I am not looking forward to the future. It’s hard to have your viewpoint as a depressive person validated so clearly- how am I supposed to tell myself that my brain is tricking me into thinking the future’s not worth it when my country elected someone who insists on trampling everything – Everything (Who needs clean air? Or to be considered a person? Or to be paid properly? Or to have any nature left? Or PBS? Or to get an education? I saw someone mentioning their public library will probably be turned into a taco bowl dispensary, I wouldn’t be surprised at this point if that started happening.) – I care about? Who has done such awful things to women? Who thinks the Violence Against Women Act doesn’t matter? What exactly am I supposed to hope for? Oh right, time travel slash reincarnation so I can go back in time and be born rich and powerful so I don’t have to worry constantly about these things. But that’s not right. And if no one showed up at the inauguration from the past to swipe those Bibles away and yell “Psyche, this can’t happen!”, we’re totally not getting time travel. Damnit.
As always, The Onion is on point
However, I am also inspired by seeing so many women in Washington, DC (Hi, Evelyn!) and so many sister marches. Agitate the fuck out of that illegitimate idiot. Remind him that he and his administration are the worthless ones because they aren’t capable of actually performing any public service. It’s hard to serve the public. It forces you to think that the rest of the country are people too. It forces you to confront our shared humanity and can teach people how to be kind. Elected officials, though, are not kings, are not dictators, are not truly “in charge,” their job is to serve us. Our job is to make them.
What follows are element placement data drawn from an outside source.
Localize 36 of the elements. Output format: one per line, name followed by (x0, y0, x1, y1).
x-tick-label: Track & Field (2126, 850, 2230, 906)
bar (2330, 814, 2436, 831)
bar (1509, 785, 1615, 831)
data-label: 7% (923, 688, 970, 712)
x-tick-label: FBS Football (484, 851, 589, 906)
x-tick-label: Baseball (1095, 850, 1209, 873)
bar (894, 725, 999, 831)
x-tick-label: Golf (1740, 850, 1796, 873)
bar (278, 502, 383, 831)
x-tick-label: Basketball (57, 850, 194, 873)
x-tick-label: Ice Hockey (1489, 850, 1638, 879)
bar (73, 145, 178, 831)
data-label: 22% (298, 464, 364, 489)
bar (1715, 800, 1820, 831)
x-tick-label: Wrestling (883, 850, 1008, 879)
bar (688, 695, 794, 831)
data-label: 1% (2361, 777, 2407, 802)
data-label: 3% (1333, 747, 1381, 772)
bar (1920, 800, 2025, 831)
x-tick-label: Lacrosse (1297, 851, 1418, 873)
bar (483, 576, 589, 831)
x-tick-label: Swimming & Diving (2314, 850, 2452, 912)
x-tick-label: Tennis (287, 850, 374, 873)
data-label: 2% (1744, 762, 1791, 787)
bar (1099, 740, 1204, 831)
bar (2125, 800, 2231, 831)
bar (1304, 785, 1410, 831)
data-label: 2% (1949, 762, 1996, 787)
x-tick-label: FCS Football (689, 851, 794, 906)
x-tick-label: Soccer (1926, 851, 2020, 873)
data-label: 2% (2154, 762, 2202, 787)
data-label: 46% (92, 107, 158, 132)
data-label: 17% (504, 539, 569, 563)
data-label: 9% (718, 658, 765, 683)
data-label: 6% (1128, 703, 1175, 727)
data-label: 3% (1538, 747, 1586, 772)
Miss Peregrine can look forward and she’s one of few reasons I try to.
Miss Ozma, about to take down some patriarchal bullshit. As usual.
I also wanted to announce that since the only things I can contemplate writing about as of yesterday are horror and mental illness, that’s what I’ll be covering for the rest of the year. I’ve read many a horror novel, and I’ve managed to not already “review” some of the books on mental illness that I’ve read. I want to be useful, it’s always been one of my goals. I know that I have been before, so I’ll continue to bring the bitter but usually also funny viewpoint I have as a member of the lost generation until I’m rounded up as Obsolete, along with the satisfyingly calming guinea pig photos.
74. Just Checking – Emily Colas
Guinea pigs and I have several things in common – we cannot produce our own vitamin C, we have hair rather than fur, and we are at our best with a consistent routine. I came to this book hoping for some kind of insight into whether or not my personal tics that have occasionally made me seem a bit too particular in situations where I’m apparently not supposed to be so concerned about whether I sit in the exact same chair every time or the fact that someone put some kind of drizzle all over the plate underneath my sandwich when I specifically ordered a sandwich because I didn’t want to use a fork and there shouldn’t be anything sticky underneath a sandwich for fuck’s sake and now I have to leave because my brain is short circuiting are actually OCD. I have decided that they are not, but not based on this book.
I’m basing my “I don’t have full on OCD” armchair-self-diagnosis mostly on the True Life episode about OCD, that one David Sedaris essay where he wants to lick the light switch and has to rock a certain number of times before he goes to sleep, and a mild viewing of an A&E show that I can’t remember the title of. I’ve decided I just have anxiety, which I do, about many things. Don’t drizzle underneath sandwiches. That seems like it should be obvious unless you’re trying to force someone into a meltdown – why would anyone want anything sticky on their hands from underneath the sandwich?! I have eczema, I do not choose things that will deliberately force me to be sticky. That one nearly caused a public scene, and I had no idea it was coming or would seem as bad as it did in person, so it is stuck in my mental craw forever.
Just Checking for me was not an insightful reading experience. It felt like a slice of life with no purpose, no through line, nothing beyond the robotic reciting of events. The praise on the jacket promised much more, but perhaps those reviewers had the same specific concerns that Colas did. I found her to be a mite on the insufferable side even though I have some similar concerns. Really the whole thing disappointed me, because there are so many dude memoirs where their issues are meant to be funny or relatable, and I “just check” and worry about things all the time, but I couldn’t find any common ground here.
Pammy had a lot of beautiful little habits like not eating the parsley until the stalks were placed by her mouth – damn those messy leaves! – and eating celery stalks in little rows like she’s doing in this picture; I believe these were the result of being a pig who perhaps received too many treats and became accustomed to a different level of personal service…not my fault at all.